Hay imágenes que nos llegan a
lo más profundo de nuestro ser, que nos hieren y nos impactan con tal fuerza
que nos destrozan el espíritu, el alma para quienes así denominan y creen en
ese lado inmaterial que anima ese prodigio inexplicable que damos en llamar
vida.
Jamás he podido olvidar, y
seguro que sigue en la retina de mucha gente, aquella niña, Omaira, atrapada en
el fango en un pueblo de Colombia, que durante horas permaneció esperando un
inexplicable y tristísimo final que acabó trágicamente, y que pudimos
contemplar y seguir, como si de un espectáculo más se tratara, mientras la
pobre criatura nos hablaba y desfallecía sin que pudieran rescatarla.

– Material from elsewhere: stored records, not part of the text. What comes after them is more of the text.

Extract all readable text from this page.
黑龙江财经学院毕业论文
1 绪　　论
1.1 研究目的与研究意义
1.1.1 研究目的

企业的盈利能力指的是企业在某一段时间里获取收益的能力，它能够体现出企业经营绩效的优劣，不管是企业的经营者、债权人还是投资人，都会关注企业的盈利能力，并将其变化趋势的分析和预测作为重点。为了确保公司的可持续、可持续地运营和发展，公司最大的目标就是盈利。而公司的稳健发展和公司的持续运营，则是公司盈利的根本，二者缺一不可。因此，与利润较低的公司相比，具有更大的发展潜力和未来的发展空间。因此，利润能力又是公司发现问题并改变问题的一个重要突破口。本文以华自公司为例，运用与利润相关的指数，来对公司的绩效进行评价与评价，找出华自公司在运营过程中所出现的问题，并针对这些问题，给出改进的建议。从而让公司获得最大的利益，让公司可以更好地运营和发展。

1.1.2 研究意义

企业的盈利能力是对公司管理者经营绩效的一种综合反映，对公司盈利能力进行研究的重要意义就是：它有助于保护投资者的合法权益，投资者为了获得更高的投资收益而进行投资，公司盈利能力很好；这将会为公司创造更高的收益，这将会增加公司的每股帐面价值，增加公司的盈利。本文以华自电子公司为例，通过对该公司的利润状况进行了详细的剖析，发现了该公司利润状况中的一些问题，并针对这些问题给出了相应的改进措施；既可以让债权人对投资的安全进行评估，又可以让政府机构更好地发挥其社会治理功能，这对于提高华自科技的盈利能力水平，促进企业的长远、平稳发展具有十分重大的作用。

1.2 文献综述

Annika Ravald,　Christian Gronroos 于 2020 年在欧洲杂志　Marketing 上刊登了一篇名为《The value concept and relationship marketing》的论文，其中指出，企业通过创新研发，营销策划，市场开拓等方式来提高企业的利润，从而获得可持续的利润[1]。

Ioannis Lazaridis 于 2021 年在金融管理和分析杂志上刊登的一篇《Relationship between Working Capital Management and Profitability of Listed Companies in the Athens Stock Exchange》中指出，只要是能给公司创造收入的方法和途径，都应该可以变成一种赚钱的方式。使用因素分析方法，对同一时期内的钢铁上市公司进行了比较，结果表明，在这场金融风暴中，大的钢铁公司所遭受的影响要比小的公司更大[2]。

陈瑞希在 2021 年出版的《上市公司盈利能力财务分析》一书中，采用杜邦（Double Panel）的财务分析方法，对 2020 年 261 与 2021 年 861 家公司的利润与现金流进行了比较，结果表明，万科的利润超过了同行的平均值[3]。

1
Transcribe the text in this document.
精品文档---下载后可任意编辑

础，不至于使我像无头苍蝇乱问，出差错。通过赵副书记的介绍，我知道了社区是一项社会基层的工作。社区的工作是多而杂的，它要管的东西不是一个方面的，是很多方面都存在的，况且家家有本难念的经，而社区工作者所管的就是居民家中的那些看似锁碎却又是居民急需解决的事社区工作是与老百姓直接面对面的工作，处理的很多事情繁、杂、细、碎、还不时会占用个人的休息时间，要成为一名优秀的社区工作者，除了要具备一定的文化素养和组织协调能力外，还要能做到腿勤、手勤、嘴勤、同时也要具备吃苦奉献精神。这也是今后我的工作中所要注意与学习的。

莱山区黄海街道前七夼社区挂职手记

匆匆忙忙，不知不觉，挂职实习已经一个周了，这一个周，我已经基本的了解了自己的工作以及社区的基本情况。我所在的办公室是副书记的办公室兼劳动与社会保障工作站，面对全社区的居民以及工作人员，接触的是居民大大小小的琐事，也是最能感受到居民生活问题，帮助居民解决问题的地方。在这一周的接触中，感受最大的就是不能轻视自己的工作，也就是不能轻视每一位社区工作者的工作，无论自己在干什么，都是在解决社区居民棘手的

Váyanse, decía la pobre niña, y
vuelvan después a recogerme. Cómo olvidar aquella espantosa situación que aún
hoy nos atormenta cuando nos preguntamos por su triste e inexplicable final.

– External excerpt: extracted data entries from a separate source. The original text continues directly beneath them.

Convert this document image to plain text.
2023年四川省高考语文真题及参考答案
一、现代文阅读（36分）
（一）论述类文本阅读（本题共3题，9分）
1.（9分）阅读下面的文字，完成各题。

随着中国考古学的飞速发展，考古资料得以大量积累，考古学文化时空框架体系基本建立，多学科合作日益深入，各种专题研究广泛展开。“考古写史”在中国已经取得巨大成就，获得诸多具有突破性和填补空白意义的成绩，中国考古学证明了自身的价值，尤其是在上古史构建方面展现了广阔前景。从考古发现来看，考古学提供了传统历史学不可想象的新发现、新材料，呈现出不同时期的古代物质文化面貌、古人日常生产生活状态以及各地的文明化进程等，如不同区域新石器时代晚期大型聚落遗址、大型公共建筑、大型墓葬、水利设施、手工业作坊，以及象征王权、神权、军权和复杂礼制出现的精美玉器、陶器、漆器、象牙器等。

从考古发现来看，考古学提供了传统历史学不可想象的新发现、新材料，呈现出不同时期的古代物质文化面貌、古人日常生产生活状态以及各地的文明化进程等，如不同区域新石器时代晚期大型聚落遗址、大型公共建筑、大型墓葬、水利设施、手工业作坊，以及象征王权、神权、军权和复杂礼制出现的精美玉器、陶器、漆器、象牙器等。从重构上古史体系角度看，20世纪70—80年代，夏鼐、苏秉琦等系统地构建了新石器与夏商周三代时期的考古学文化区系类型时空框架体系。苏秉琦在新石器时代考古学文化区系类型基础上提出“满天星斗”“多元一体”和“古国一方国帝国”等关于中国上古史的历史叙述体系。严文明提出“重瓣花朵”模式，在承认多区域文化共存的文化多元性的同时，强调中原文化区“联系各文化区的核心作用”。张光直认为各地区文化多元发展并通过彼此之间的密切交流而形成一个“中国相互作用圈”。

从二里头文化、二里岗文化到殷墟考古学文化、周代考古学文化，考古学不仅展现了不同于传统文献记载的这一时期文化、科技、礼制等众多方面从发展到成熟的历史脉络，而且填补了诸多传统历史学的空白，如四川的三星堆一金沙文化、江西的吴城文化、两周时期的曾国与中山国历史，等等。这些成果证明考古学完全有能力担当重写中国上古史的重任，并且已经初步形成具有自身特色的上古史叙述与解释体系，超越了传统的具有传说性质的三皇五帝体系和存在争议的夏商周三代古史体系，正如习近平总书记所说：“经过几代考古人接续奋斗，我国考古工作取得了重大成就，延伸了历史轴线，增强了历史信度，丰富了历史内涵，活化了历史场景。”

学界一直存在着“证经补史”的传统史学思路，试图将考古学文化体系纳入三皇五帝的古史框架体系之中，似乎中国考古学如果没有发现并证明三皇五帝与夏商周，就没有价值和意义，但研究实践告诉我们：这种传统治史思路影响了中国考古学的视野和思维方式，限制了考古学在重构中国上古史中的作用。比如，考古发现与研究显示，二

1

Cómo pudo suceder. Quizás, aquí no hubiera sucedido, quizás aquí con los medios
que disponemos se hubiera salvado. Desolador.
Cómo olvidar la imagen de
aquella niña, Kim Phuc, con el cuerpo lleno de quemaduras por el infame y
salvaje napalm, corriendo desnuda por una carretera de Vietnam. Sus gritos de
dolor, acusarán para siempre a sus crueles autores, y nos atormentarán a los
demás, para siempre, para el resto de nuestras vidas.
El terror que denota la cara de
Kim, en un gesto desencajado y terrible, así como la penosa e insoportable
expresión de angustia y abandono de Omaira en el barro, nos golpea cada día un
subconsciente que como tal, mantiene ocultos estas incontables imágenes y tanta
otras similares.
Emergen de vez en cuando en
nuestra memoria para recordarnos todo el dolor del mundo que en ellas se
esconden y que tienen como protagonistas a los más inocentes e indefensos, a
los niños. Imágenes como éstas nos acusan una y otra vez, sin que paguemos por
ello. Se nos olvidan, de tan acostumbrados como estamos.
La imagen de Aylan, niño Sirio,
de apenas tres años, con su leve cuerpecito tendido en la playa boca abajo, con
las olas mesando apenas su inerte cuerpecito, como si quisieran despertarlo de
un largo sueño, han venido de nuevo a golpear nuestras conciencias.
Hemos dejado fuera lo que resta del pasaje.